By the time Harris had found a clear passage the pack had gone past and Scriven was able to take the win ahead of Danny Wainman, with Wainman Jnr third and Phoebe Wainman fourth. Green failed to finish with yet another front offside wheel sheering off.
And so four hours after the first race lined up, the opening Odsal fixture of 2021 had come to an end.
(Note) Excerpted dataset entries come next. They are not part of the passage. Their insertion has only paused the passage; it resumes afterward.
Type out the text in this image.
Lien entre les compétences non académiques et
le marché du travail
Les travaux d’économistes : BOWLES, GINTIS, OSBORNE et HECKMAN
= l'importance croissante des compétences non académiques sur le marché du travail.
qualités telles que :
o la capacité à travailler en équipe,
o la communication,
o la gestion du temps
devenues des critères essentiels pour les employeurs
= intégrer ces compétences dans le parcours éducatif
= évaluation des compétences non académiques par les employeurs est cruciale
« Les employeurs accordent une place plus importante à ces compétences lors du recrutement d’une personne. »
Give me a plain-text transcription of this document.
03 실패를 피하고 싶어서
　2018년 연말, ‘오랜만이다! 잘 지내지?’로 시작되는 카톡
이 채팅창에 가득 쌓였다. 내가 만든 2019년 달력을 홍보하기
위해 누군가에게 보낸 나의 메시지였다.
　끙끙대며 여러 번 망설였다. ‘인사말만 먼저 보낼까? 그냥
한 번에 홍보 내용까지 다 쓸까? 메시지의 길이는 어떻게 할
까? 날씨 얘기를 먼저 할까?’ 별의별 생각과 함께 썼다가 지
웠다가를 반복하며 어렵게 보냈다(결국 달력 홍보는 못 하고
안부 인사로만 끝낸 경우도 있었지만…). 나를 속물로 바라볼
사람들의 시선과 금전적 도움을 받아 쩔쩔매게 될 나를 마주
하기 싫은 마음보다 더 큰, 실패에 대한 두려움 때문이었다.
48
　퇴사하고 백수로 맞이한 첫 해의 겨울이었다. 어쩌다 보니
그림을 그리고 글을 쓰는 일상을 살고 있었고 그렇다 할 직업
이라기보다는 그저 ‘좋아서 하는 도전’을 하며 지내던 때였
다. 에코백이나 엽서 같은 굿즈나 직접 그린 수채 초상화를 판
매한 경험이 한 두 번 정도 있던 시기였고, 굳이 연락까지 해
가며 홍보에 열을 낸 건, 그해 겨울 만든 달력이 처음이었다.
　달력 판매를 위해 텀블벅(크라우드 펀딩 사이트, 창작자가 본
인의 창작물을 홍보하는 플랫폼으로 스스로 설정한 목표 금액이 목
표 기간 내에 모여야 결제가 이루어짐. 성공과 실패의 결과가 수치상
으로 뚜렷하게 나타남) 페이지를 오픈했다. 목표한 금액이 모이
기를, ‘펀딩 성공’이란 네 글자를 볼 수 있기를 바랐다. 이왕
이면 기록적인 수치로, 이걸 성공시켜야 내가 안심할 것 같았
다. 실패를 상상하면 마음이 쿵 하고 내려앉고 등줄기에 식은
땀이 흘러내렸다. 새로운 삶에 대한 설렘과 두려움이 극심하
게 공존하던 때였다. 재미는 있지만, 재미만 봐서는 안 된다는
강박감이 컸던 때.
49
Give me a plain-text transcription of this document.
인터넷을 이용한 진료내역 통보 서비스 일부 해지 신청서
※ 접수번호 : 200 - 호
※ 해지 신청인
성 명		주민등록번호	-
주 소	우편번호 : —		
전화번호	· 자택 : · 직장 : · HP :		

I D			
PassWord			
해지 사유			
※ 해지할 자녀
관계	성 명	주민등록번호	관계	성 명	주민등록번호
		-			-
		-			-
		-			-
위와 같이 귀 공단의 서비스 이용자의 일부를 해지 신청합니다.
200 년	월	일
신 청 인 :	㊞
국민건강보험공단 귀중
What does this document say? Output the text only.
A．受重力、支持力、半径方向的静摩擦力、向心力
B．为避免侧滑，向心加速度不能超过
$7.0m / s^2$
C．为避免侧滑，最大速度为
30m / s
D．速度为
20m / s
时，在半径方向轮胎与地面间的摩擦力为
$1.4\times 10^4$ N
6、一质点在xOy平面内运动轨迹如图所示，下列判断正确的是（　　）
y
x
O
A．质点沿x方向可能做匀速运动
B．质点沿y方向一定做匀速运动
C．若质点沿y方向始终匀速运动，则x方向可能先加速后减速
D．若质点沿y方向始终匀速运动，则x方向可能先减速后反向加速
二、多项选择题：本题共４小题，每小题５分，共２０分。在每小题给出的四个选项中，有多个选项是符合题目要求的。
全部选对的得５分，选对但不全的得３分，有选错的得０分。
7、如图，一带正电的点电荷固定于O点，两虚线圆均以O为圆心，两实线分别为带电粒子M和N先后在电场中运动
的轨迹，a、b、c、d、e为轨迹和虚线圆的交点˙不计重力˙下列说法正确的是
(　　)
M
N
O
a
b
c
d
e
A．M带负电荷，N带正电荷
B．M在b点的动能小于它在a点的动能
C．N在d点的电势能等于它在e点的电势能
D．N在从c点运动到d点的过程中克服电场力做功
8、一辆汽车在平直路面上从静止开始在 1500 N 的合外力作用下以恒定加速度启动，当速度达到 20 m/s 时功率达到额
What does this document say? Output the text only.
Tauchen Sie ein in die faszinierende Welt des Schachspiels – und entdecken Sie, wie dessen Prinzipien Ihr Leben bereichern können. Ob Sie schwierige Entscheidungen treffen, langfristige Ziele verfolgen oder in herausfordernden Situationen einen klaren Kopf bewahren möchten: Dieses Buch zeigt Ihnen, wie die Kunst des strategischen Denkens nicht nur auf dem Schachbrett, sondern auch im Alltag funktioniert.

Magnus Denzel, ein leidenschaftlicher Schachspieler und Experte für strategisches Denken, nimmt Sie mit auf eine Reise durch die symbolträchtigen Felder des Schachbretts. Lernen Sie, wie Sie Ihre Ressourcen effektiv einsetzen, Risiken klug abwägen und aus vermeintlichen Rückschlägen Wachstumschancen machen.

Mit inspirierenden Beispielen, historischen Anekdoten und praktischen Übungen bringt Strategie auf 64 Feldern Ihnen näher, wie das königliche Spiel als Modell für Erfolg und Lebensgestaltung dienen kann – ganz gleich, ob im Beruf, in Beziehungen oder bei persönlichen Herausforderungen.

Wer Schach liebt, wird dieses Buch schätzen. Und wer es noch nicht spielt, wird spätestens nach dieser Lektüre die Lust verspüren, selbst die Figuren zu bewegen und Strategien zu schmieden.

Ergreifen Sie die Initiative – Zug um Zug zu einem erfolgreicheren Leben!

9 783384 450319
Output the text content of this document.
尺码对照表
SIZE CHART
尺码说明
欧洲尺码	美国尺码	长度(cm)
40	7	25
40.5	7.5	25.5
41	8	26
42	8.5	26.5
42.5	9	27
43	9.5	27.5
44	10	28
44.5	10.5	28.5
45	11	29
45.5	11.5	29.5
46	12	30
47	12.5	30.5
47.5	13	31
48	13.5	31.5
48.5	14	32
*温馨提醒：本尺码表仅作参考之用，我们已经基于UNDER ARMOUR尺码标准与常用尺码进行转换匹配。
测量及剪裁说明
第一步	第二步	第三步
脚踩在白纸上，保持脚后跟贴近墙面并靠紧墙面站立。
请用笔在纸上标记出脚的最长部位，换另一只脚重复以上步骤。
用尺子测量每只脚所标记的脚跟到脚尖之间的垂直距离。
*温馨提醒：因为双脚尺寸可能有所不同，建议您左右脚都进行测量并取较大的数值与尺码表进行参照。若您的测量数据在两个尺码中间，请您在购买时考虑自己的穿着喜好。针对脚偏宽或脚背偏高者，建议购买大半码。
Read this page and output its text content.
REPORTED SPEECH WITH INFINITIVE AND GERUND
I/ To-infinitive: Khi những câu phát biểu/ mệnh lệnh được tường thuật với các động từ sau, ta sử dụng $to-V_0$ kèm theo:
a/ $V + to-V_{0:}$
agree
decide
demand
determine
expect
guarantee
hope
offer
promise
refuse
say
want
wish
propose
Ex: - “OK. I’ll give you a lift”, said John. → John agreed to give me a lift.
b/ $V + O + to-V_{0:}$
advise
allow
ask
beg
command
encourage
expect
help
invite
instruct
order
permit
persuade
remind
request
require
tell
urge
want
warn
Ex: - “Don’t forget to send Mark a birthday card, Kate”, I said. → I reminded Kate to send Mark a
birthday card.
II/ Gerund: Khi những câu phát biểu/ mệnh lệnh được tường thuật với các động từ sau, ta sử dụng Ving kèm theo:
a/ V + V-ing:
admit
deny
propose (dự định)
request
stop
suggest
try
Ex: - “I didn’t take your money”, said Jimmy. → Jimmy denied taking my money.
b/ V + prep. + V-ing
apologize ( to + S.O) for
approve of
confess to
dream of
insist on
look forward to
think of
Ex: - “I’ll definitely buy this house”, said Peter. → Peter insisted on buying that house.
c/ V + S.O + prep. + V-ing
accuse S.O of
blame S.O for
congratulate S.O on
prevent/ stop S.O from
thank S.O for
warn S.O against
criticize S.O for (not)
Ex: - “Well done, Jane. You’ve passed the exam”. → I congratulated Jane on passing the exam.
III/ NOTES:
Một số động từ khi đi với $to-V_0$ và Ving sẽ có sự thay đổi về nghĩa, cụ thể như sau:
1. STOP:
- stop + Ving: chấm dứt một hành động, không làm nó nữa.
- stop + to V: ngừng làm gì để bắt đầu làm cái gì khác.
Was it a success? Of course, it was. In days gone by the number of rollovers reflected how entertaining a meeting was. There were at least five during the night. In modern day stock car racing, that is highly unusual. Each race had plenty of action and talking points.
There were plenty of lessons learned and improvements still to be made, with the health and safety procedures on track taking a while to adapt to, but the track surface itself held up well through the night, with a hole only developing late on in the Grand National in turn three.
A night out watching F1 stock car racing at Bradford will get better and better as the season progresses, particularly once the dreaded lockdown restrictions are completely lifted, hopefully on June 21 or not long after.
Bradford is like no other stadium in our orbit. It is a large amphitheatre that can create a unique atmosphere. And as I described in the introduction of my book Heavy Metal, the sport reflects the human psyche through the ages.
The Greeks introduced chariot racing to the masses and was continued by the Romans. Chariot racing was, in effect, a precursor to modern-day stock car racing and Odsal, by design, is the modern day equivalent of the Hippodrome.